Das war auch schon alles an Positivem.
Denn das, was mir da über den Bildschirm gelaufen ist, grenzt an Verspottung des ersten Teils und an Verspottung des guten Actionfilms. Schon die Story ist Grütze erster Güte:
Die Universal Soldier werden weiter entwickelt. Mit dabei: Jean-Claude als Berater und der Supercomputer S.E.T.H. , der sprechen und denken kann. Nachdem man das UniSol-Programm aus Kostengründen einstampfen will, läuft S.E.T.H. die alte Saufbirne amok und übernimmt die Kontrolle über die Universal Soldier, die natürlich alles über den Haufen knallen, die gegen den bösen Super-PC ankämpfen.
Trotz 45 Mio. Dollar Budget sieht die Kulisse arg nach Pappe aus, das meiste dürfte wohl für Gagen und Explosionen (immerhin sind diese ganz nett) draufgegangen sein.
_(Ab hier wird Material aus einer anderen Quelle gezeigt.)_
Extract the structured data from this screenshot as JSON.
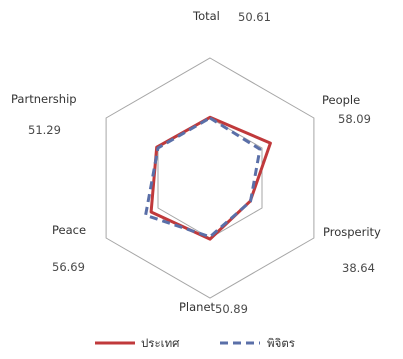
{
  "chart_data": {
    "type": "radar",
    "title": "",
    "axes": [
      {
        "key": "total",
        "label": "Total",
        "value_label": "50.61"
      },
      {
        "key": "people",
        "label": "People",
        "value_label": "58.09"
      },
      {
        "key": "prosperity",
        "label": "Prosperity",
        "value_label": "38.64"
      },
      {
        "key": "planet",
        "label": "Planet",
        "value_label": "50.89"
      },
      {
        "key": "peace",
        "label": "Peace",
        "value_label": "56.69"
      },
      {
        "key": "partnership",
        "label": "Partnership",
        "value_label": "51.29"
      }
    ],
    "range": [
      0,
      100
    ],
    "rings": [
      50,
      100
    ],
    "series": [
      {
        "name": "ประเทศ",
        "color": "#c0393b",
        "dash": "solid",
        "values": [
          50.61,
          58.09,
          38.64,
          50.89,
          56.69,
          51.29
        ]
      },
      {
        "name": "พิจิตร",
        "color": "#5a6fa8",
        "dash": "dashed",
        "values": [
          50,
          48,
          39,
          49,
          62,
          50
        ]
      }
    ],
    "legend_position": "bottom",
    "grid": true
  },
  "colors": {
    "grid": "#a6a6a6",
    "text": "#333333"
  }
}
Van Damme macht sich zum Kasper, hat mit Heidi Schanz wieder eine nervige Reporterin (warum?) am Hals und ich bin mir nicht sicher, ob der Film gewollt lustig wirken soll, oder ob man es nicht wirklich besser konnte.
Die UniSols sind von der Statur her alle erbärmlich, strahlen null Bedrohung aus und zudem sehen sie mit ihren gelben Amateur-Schießstand-Schutzbrillen total bedeppert aus.
Goldberg stürzt und fällt in allen Lagen Häuser hinunter oder durch Wände durch, dass es nicht mehr lustig ist. Hauptsache die Brille sitzt...
Keine Ahnung wie ich mir eine Fortsetzung vorgestellt habe, aber nüchtern ist dieser Schrott definitiv nicht zu ertragen.